Телеграмму в Серебряный Бор Вероника дала уже перед самым отъездом с вокзала: «Возвращаюсь насовсем детьми. Никита кажется Москве. Целую плачу. Вероника». Должны понять, что произошло, если еще не знают. Впрочем, как они могут не знать? Об аресте Блюхера, кажется, было в газетах, скорее всего, и Никита в этой связи упоминается: «Разоблачена и обезврежена еще одна группа фашистских заговорщиков...» Потянулись бесконечные дни пересечения Сибири в западном направлении. В вагоне стояла духота, окна не открывались, разило потом и протухшей пищей, все чесались, дети зверели от безделья, отовсюду слышались то храп, то попердывание, но больше всего жвачка: после Байкала жевали омуля, перед Омском какое-то, оказывается, знаменитое копченое сало, повсюду похрустывала единственная санитарная упаковка – скорлупа яиц. Проводники временами разбрасывали хлорку, чтоб народ тут не перезаражал друг друга всякой гнусностью. Подвыпив, то тут, то там прокисшие башки вели какие-то бесконечные прокисшие толковища. Вероника, по сути дела, впервые путешествовала в общем плацкартном. Единственным утешением был маленький томик Пушкина. Забившись в угол, она бесконечно, то молча, то шепотом, повторяла: «Прощай, письмо любви, прощай! она велела... Но полно, час настал, гори, письмо любви... Свершилось! Темные свернулися листы; На легком пепле их заветные черты Белеют... Грудь моя стеснилась. Пепел милый, Отрада бедная в судьбе моей унылой, Останься век со мной на горестной груди...» Горькие строки ее утешали. Не только у нас все было разбито, разрушено, у него тоже вдруг все начинало скользить под откос; в горечи человеческих судеб есть тоже свой убаюкивающий ритм... может быть, это единственное, что остается, но это немало.

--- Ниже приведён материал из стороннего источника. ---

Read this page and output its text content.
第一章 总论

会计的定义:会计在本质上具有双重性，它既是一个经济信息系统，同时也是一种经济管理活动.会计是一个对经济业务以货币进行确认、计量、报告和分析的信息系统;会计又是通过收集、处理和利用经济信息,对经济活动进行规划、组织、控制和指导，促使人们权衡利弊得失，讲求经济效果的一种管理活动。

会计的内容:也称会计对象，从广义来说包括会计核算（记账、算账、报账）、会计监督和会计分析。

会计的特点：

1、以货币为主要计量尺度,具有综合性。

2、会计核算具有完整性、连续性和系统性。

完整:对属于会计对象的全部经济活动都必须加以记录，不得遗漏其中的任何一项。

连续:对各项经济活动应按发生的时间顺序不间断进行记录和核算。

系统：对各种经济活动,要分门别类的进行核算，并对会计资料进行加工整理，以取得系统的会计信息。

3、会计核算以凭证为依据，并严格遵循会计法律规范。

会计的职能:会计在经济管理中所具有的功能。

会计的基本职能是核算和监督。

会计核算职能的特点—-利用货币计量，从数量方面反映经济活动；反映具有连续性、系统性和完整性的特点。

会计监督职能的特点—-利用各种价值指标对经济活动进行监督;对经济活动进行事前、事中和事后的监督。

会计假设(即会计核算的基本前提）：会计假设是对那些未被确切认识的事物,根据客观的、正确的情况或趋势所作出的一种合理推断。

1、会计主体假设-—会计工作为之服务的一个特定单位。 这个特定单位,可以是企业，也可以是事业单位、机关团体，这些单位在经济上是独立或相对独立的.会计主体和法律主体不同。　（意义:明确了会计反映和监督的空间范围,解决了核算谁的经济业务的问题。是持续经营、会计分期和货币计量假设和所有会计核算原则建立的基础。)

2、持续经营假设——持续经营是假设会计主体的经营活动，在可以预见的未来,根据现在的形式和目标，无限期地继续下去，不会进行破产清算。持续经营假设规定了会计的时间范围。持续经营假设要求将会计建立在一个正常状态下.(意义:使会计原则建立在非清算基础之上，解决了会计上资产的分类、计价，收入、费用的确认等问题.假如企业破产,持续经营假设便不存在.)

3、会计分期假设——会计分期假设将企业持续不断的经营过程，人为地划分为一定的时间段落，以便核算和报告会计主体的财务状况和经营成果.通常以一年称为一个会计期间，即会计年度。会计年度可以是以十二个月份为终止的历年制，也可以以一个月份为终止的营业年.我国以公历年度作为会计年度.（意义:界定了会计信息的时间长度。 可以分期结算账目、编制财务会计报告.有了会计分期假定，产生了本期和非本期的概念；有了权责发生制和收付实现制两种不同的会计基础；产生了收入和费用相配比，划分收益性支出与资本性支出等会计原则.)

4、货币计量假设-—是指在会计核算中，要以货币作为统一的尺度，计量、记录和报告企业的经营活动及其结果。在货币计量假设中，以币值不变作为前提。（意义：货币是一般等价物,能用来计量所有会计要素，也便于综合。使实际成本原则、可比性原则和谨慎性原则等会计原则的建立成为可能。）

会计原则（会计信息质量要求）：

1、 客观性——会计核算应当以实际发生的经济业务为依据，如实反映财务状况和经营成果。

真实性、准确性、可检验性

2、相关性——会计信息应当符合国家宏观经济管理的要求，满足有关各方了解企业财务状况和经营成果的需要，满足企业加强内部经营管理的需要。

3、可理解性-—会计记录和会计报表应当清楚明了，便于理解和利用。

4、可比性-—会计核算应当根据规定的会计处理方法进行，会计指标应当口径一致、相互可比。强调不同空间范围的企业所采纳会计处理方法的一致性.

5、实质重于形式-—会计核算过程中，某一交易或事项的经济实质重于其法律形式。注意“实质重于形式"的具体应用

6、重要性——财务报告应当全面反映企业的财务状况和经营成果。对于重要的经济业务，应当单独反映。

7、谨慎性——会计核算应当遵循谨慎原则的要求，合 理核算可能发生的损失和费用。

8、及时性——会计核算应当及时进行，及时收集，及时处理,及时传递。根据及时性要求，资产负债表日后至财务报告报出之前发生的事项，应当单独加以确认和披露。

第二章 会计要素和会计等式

Вконец измученные, исчесавшиеся и одуревшие «никитяне», как называли эту часть семейства в Серебряном Бору, вывалились из вагона на Ярославском вокзале прямо в объятия Бориса Никитича и Мэри Вахтанговны. Женщины, включая пятилетнюю Верочку, слились в рыданиях. Два Бориса молча стояли. Профессор заметил, что у любимого отпрыска появился взгляд исподлобья сродни тому, с которым привезли из Горелова Митю.
* * *
Весь день до вечера «никитяне» обмывались, обстирывались, сушились. Залезли потом на чистейшие простыни, под старые, будто вечные, пуховые градовские одеяла. Дети немедленно заснули. Вероника, свернувшись клубочком, лежала на столь знакомой кровати, в которой, по всей вероятности, и зачат был Борис IV, прислушивалась к звукам большого старого дома: к поскрипыванию паркета внизу, к уютному подвыванию ветра на чердаке, к голоску хлопотливой Агаши, к шагам, возгласам, отрывистому вопросительному рявканью Пифагора. О Никите почему-то в этот момент не думалось. Вообще ни о чем не думалось, а только лишь ощущалась тихая радость пристанища. В один из блаженных этих моментов снизу долетело, что пришла телеграмма от ее родителей, которые отдыхали в Крыму в писательской колонии, и оттуда, из писательской колонии, горячо обнимали любимую дочку и очаровательных внуков. Она не стала вылезать из-под одеяла, чтобы не прерывать радости пристанища.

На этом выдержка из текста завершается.